The World Bank has predicted Russia’s annual inflation rate for 2016 will be 5.9%, a Russian macro-economist from the organization, Sergei Ulatov, said.
Russia’s Central Bank earlier predicted inflation to be at 6-7% for 2016.

  Oil to Blame
The Russian economy remained in recession after having declined by 3.8% in 4Q15 from a year ago. The figure was released by Russia’s Federal Statistics Service.

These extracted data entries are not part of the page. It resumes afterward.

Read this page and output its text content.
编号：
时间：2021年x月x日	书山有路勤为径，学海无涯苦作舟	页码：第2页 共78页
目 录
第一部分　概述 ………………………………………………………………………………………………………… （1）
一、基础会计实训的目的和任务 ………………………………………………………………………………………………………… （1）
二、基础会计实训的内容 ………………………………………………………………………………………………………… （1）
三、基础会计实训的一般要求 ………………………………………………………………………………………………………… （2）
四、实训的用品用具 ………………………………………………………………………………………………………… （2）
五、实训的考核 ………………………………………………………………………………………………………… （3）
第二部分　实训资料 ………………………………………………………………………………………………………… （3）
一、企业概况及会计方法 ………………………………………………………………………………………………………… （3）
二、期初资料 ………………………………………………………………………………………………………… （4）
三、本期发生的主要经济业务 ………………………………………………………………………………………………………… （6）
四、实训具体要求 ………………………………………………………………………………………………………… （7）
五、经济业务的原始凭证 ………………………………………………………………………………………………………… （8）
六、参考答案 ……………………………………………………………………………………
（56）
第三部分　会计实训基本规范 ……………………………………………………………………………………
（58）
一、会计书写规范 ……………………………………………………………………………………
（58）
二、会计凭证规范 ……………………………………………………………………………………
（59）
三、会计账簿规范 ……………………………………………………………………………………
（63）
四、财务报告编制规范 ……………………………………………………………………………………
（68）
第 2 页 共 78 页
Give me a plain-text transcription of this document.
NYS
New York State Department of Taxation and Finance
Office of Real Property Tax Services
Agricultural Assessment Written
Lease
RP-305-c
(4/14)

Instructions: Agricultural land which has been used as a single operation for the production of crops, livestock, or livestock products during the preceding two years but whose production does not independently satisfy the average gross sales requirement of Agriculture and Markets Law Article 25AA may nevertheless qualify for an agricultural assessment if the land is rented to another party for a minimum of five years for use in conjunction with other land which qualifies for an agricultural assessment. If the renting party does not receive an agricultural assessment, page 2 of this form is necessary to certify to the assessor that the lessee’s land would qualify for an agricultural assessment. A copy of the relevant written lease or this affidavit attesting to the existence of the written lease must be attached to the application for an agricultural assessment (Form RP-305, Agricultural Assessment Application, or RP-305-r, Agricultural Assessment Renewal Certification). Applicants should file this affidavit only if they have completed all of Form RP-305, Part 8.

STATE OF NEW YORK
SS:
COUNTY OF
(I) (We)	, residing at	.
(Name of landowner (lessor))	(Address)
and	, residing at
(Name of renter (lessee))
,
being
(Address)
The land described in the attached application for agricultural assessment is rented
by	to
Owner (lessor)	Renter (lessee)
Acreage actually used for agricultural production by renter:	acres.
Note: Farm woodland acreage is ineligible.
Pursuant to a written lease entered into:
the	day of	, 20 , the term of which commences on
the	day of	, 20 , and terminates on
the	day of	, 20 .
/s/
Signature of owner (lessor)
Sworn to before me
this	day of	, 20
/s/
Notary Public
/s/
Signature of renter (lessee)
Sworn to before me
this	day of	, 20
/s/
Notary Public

The economy had contracted by a revised 2.8% and 4.5% in the first and second quarters, respectively, followed by a 3.7% contraction in 3Q15.
The latest figures showed that the Russian economy had declined by 3.7% in 2015. A country is said to have entered a technical recession if it posts a decline in two successive quarters.
One of the reasons for the Russian economy being in a recession is the decline in crude oil prices. Crude and gas exports form around 40% of Russia’s budget revenue. Thus, the sharp impact of a decline in crude oil prices is unsurprising.
This has impacted energy companies like Public Joint Stock Company Oil Company LUKOIL, PJSC Tatneft, and Public Joint Stock Company Gazprom, along with impacting the government’s revenues.
Russia’s aggressive stance against Ukraine resulted in economic sanctions being imposed on the country. Its annexation of Crimea and contribution to the conflict in Ukraine led to its economy being hurt badly in 2015. While the economy was down by 3.7%, the wholesale and retail sector contracted 10% and the construction sector declined by 7.4%.

  Countering Position  
In order to counter the ill effects of sanctions and crude oil price declines, the nation decided to let its currency, the ruble, trade freely. A sharp decline in the ruble in 2015 led to Russian exports becoming attractive, thus cushioning some of the negative impacts.
Russia’s economy minister, Alexei Ulyukayev, opined that the decline in the nation’s economic output is bottoming out. According to him, the economy is expected to post an annual rise between the second and third quarters of this year.

  Good Start
The Market Vectors Russia ETF is the most heavily traded ETF that invests in Russian equities. The fund manages $1.9 billion in assets and is invested in 32 stocks. Its total returns for 1Q16 stood at 12.9%. Around 40% of the fund’s assets are invested in stocks from the energy sector, with materials holding a distant second place with 17% exposure. The fund tracks the Market Vectors Russia Index.
Among the sectors, energy posted the highest total return in 1Q16, with Rosneft OJSC, Open Joint Stock Company Surgutneftegas, and PJSC Tatneft gaining the most in the period. Although telecom services formed only a tenth of the fund’s assets, they had the second-best total returns for the quarter, led up by Mobile TeleSystems PJSC and the sponsored ADR of VimpelCom Ltd.